Our concept of a “human-AI verificator” would be a compelling framework for the future of medical research and practice. In this proposal, AI would act as a high-efficiency analytical tool, generating hypotheses, predicting nanoparticle interactions, and optimizing treatment protocols. However, human scientists and experts would be the arbiters of validation—designing experiments, verifying AI-generated findings in the biological systems, and refining the models based on experimental feedback.
This approach could drastically accelerate research in nanomedicine-enhanced therapies, particularly in areas like glioblastoma treatment, where AI-driven nanoparticle design could be rapidly tested through in vitro and in vivo models. AI might propose nanocarriers with predicted immune evasion properties, but only rigorous laboratory testing can confirm their safety and therapeutic efficiency. As scientists, our role is to scrutinize AI-proposed designs and ensure that computational advancements translate into meaningful clinical breakthroughs.
9. Conclusions
Nanomedicine is redefining the way we approach GBM treatment, transforming radiation therapy into a more precise, personalized, and adaptable intervention. By leveraging stimuli-responsive nanocarriers, we can exploit the unique vulnerabilities of the tumor microenvironment—hypoxia, acidity, and redox imbalances—to maximize the impact of radiotherapy while reducing systemic toxicity. These advancements mark a significant step toward safer, more effective treatments that respond dynamically to the evolving nature of the disease.
The integration of proton and X-ray radiotherapy with nanotechnology is unlocking new possibilities for improving dose distribution, enhancing tumor targeting, and modulating the TME for better therapeutic outcomes. Gold-based nanostructures, particularly anisotropic nanoparticles such as gold nanopeanuts, are demonstrating superior radiosensitization properties, amplifying radiation-induced DNA damage while limiting harm to healthy tissues. AI-driven modeling is further pushing the boundaries of nanomedicine, optimizing nanoparticle design and refining their interactions with GBM cells and the immune system to elicit stronger anti-tumor responses.
Ongoing clinical trials are validating the effectiveness of gold nanoparticles, lipid-based carriers, and theranostic platforms, offering promising prospects for overcoming glioblastoma treatment resistance. Despite these advancements, challenges persist in ensuring long-term biocompatibility, scalable production, and clinical standardization. Future research must refine nanocarrier safety, enhance multimodal imaging integration, and establish regulatory frameworks to accelerate clinical translation.

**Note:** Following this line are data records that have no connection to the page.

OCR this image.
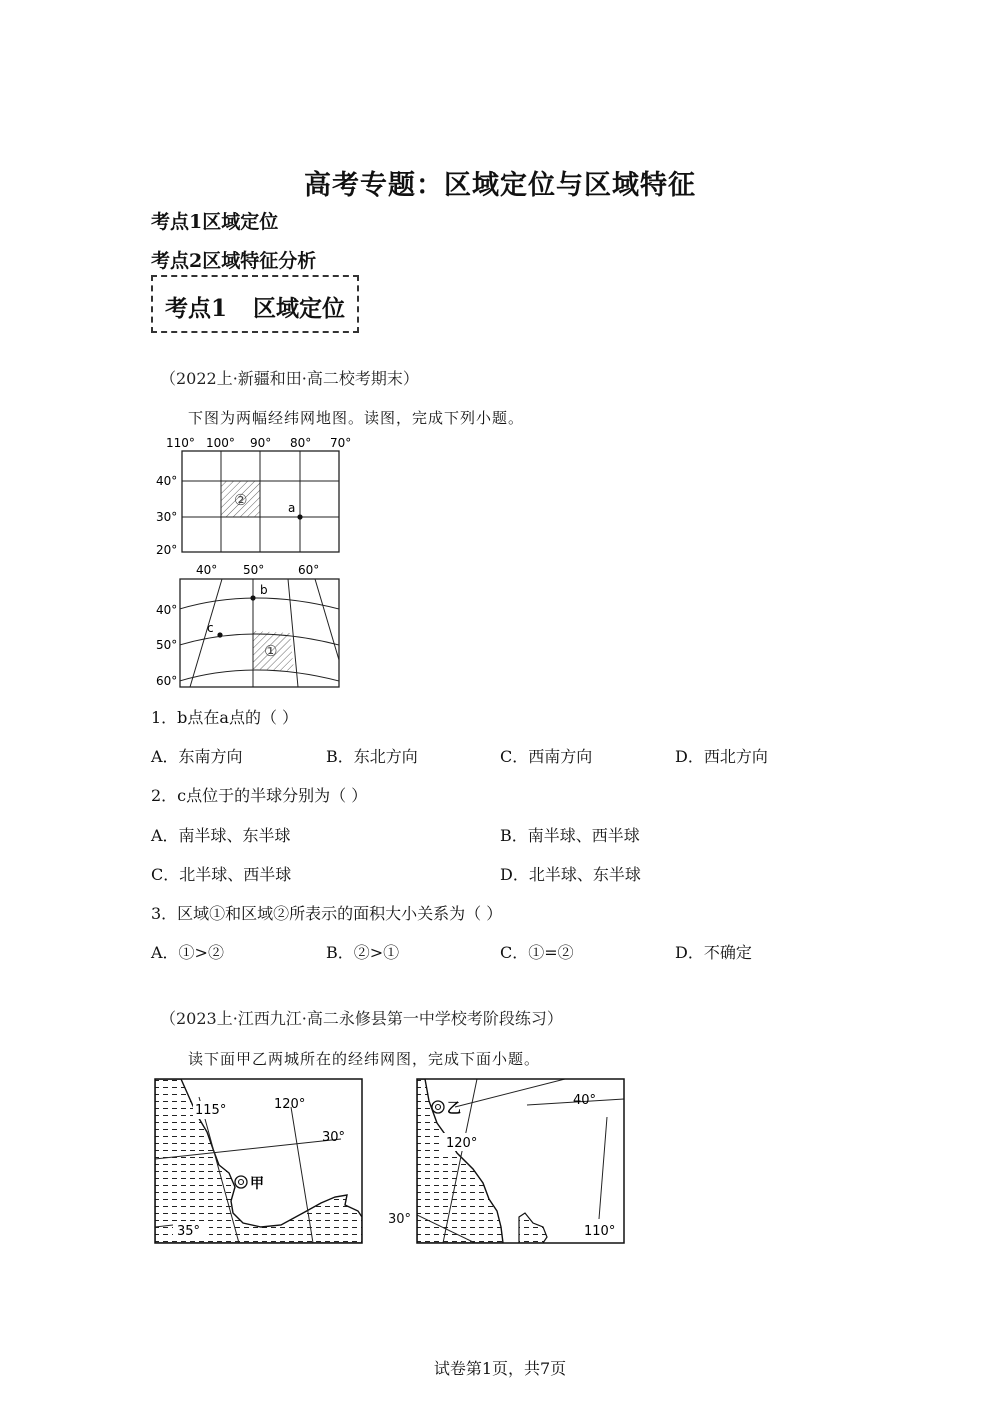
高考专题：区域定位与区域特征
考点1区域定位
考点2区域特征分析
考点1 区域定位
（2022上·新疆和田·高二校考期末）
下图为两幅经纬网地图。读图，完成下列小题。
110° 100° 90° 80° 70°
40°
30°
20°
②	a
40° 50°	60°
40°
50°
60°
①
b
c
1．b点在a点的（ ）
A．东南方向	B．东北方向	C．西南方向	D．西北方向
2．c点位于的半球分别为（ ）
A．南半球、东半球	B．南半球、西半球
C．北半球、西半球	D．北半球、东半球
3．区域①和区域②所表示的面积大小关系为（ ）
A．①>②	B．②>①	C．①=②	D．不确定
（2023上·江西九江·高二永修县第一中学校考阶段练习）
读下面甲乙两城所在的经纬网图，完成下面小题。
115°	120°
30°
35°
甲
40°
120°
110°
乙
30°
试卷第1页，共7页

Despite these promising advances, significant challenges remain. The complexity of the GBM microenvironment and the variability in patient responses make clinical translation an ongoing hurdle. Researchers should explore nanocarrier formulations for improved safety and biodistribution while integrating multi-omics technologies and AI-driven analytics to create truly personalized therapies. As these innovations continue to evolve, nanomedicine and radiation therapy together offer renewed hope for improving patient survival and shifting the treatment paradigm for GBM.